Горов покачал головой.
— Этого не может быть. Гора-то — чудовищная. Нам остается пройти еще не меньше километра с третью. Хорошо, если мы хотя бы половину прошли. Нет, мы не...
— Снова над нами лед! — закричал техник поверхностного звуколокатора. — Лед на высоте в девяносто метров над нами. Но теперь интервал между нами и льдом уменьшается!
Горов подошел поближе к самописцу и стал приглядываться к его перу. Промежуток между верхней палубой «Ильи Погодина» и днищем айсберга неуклонно сокращался. И очень быстро.
Семьдесят девять метров. Шестьдесят семь метров.
Пятьдесят метров. Сорок два метра. Тридцать метров.
Двадцать четыре метра. Восемнадцать метров.

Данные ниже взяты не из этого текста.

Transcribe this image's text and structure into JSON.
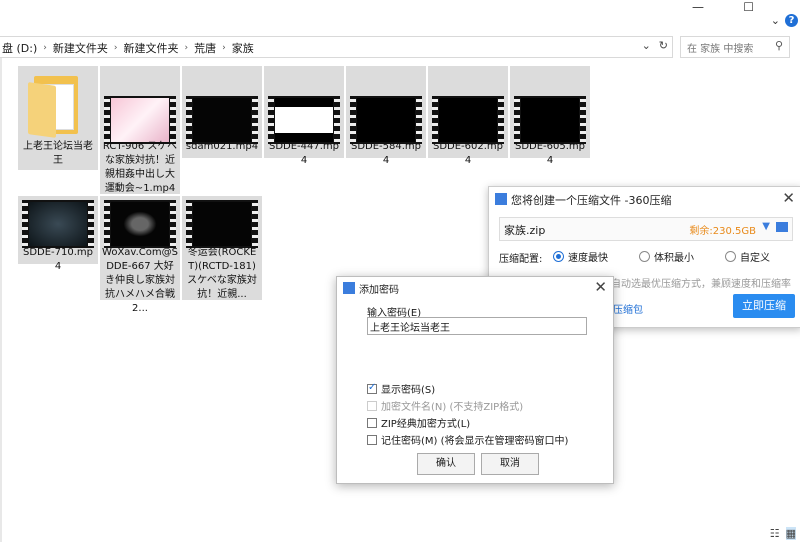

Зазор между днищем ледовой горы и лодкой держался в течение нескольких секунд на отметке в пятнадцать метров, но потом перо самописца стало бешено метаться вверх и вниз: пятнадцать метров, затем сразу сорок шесть метров, потом опять — пятнадцать, потом тридцать, двадцать четыре метра, шестьдесят один метр, вверх и вниз, вверх и вниз, совершенно непредсказуемые взлеты и падения. Потом величина зазора вновь установилась вблизи отметки в пятнадцать метров, и с этих пор метания пера стали не столь беспорядочными.
— Держится ровно, — доложил оператор поверхностного эхолота. — Высота льда над нами — от пятнадцати до восемнадцати метров. Незначительные флюктуации. Держится ровно... по-прежнему держится ровно... держится...
— А не мог ли эхолот выйти из строя? Или, скажем, неверно показывать, ну, какое-то время назад? — спросил Горов.